A third young woman, a veteran of the Obama White House, Anna Ruch, said the governor — whom she had never before met — put his hand on her bare back at a wedding in September 2019. When she removed his hand, she says, he told her she was being “aggressive,” then cupped her face with his hands and asked if he could kiss her.
“I didn’t have a choice in his physical dominance over me at that moment,” Ruch told the New York Times. “And that’s what infuriates me. And even with what I could do, removing his hand from my lower back, even doing that was not clear enough.” Her account is corroborated by a photo of the moment Cuomo held her face. He looks like a carnivore about to swoop down on his prey; she looks properly alarmed.
“I think every woman in America — so many of us — have been triggered by the photo in a way that was deeply uncomfortable,” New York Assemblywoman Jessica González-Rojas told the Wall Street Journal.
Her voice has joined a growing chorus of the state’s Democrats demanding that Cuomo resign.
Should he? I don’t think so, but he could do a hell of a lot better than he did on Saturday, when he issued a mealy-mouthed non-apology, and a denial that he’d inappropriately touched anyone, a claim belied by the photo of him clutching Ruch’s face.
“I acknowledge some of the things I have said have been misinterpreted as an unwanted flirtation,” Cuomo said in his written statement. “To the extent anyone felt that way, I am truly sorry about that.”
At the height of 2017’s MeToo revelations, Democratic Minnesota Sen. Al Franken was accused of far less egregious behavior that dated back to his career as a comedian. He was forced to resign, something Franken and many Democrats have come to regret. New York Sen. Kirsten Gillibrand, the first senator to call for Franken to resign, has been notably wishy-washy about Cuomo, her fellow New Yorker, insisting that various investigations take their course.
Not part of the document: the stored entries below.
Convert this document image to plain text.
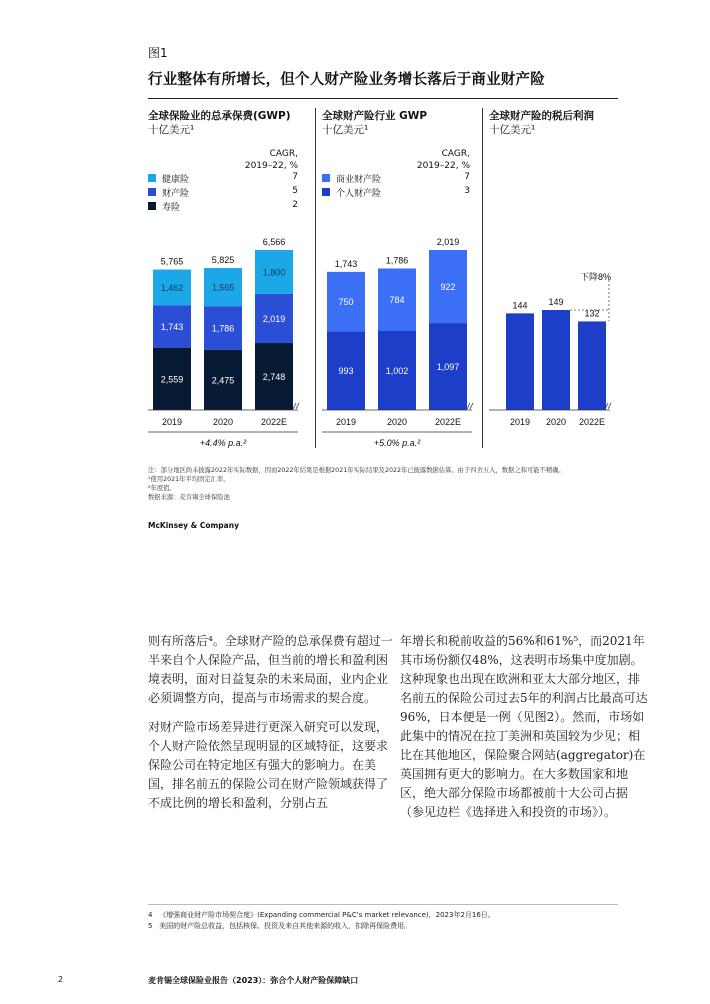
图1
行业整体有所增长，但个人财产险业务增长落后于商业财产险
全球保险业的总承保费(GWP)
十亿美元¹
CAGR,
2019–22, %
健康险	7
财产险	5
寿险	2
全球财产险行业 GWP
十亿美元¹
CAGR,
2019–22, %
商业财产险	7
个人财产险	3
全球财产险的税后利润
十亿美元¹
2,559
1,743
1,462
5,765
2019
2,475
1,786
1,565
5,825
2020
2,748
2,019
1,800
6,566
2022E
+4.4% p.a.²
993
750
1,743
2019
1,002
784
1,786
2020
1,097
922
2,019
2022E
+5.0% p.a.²
144
2019
149
2020
132
2022E
下降8%
注：部分地区尚未披露2022年实际数据，因而2022年结果是根据2021年实际结果及2022年已披露数据估算。由于四舍五入，数据之和可能不精确。
¹使用2021年平均固定汇率。
²年度值。
数据来源：麦肯锡全球保险池
McKinsey & Company

则有所落后⁴。全球财产险的总承保费有超过一半来自个人保险产品，但当前的增长和盈利困境表明，面对日益复杂的未来局面，业内企业必须调整方向，提高与市场需求的契合度。

对财产险市场差异进行更深入研究可以发现，个人财产险依然呈现明显的区域特征，这要求保险公司在特定地区有强大的影响力。在美国，排名前五的保险公司在财产险领域获得了不成比例的增长和盈利，分别占五

年增长和税前收益的56%和61%⁵，而2021年其市场份额仅48%，这表明市场集中度加剧。这种现象也出现在欧洲和亚太大部分地区，排名前五的保险公司过去5年的利润占比最高可达96%，日本便是一例（见图2）。然而，市场如此集中的情况在拉丁美洲和英国较为少见；相比在其他地区，保险聚合网站(aggregator)在英国拥有更大的影响力。在大多数国家和地区，绝大部分保险市场都被前十大公司占据（参见边栏《选择进入和投资的市场》）。

4 《增强商业财产险市场契合度》(Expanding commercial P&C's market relevance)，2023年2月16日。
5 美国的财产险总收益，包括核保、投资及来自其他来源的收入，扣除再保险费用。
2	麦肯锡全球保险业报告（2023）：弥合个人财产险保障缺口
Maybe she has come to regret her haste in the Franken case, but she’s also been notably silent about Cuomo’s accusers, who deserve her explicit support.
There was a time when Cuomo’s brand of intimidation and abuse was chalked up to the price of working for a powerful man, or, say, bumping into one at a social event like a wedding.
Younger women were expected to feel grateful, or excited by, the attention of a Mr. Big. And the Mr. Bigs almost certainly felt they were bestowing something of value on a subordinate.
I’m glad to say, those days are over, as Cuomo is belatedly discovering.
“The American people are smart, and they are paying attention,” he wrote in his new memoir, “American Crisis.” “Even if there isn’t legal accountability, there will be political accountability on Election day.”
Of course, he was talking about Donald Trump’s eventual comeuppance at the ballot box, but he just as easily could have been talking about himself.
Cuomo has announced he will seek a fourth term next year. Let the voters decide if he is fit to remain in office.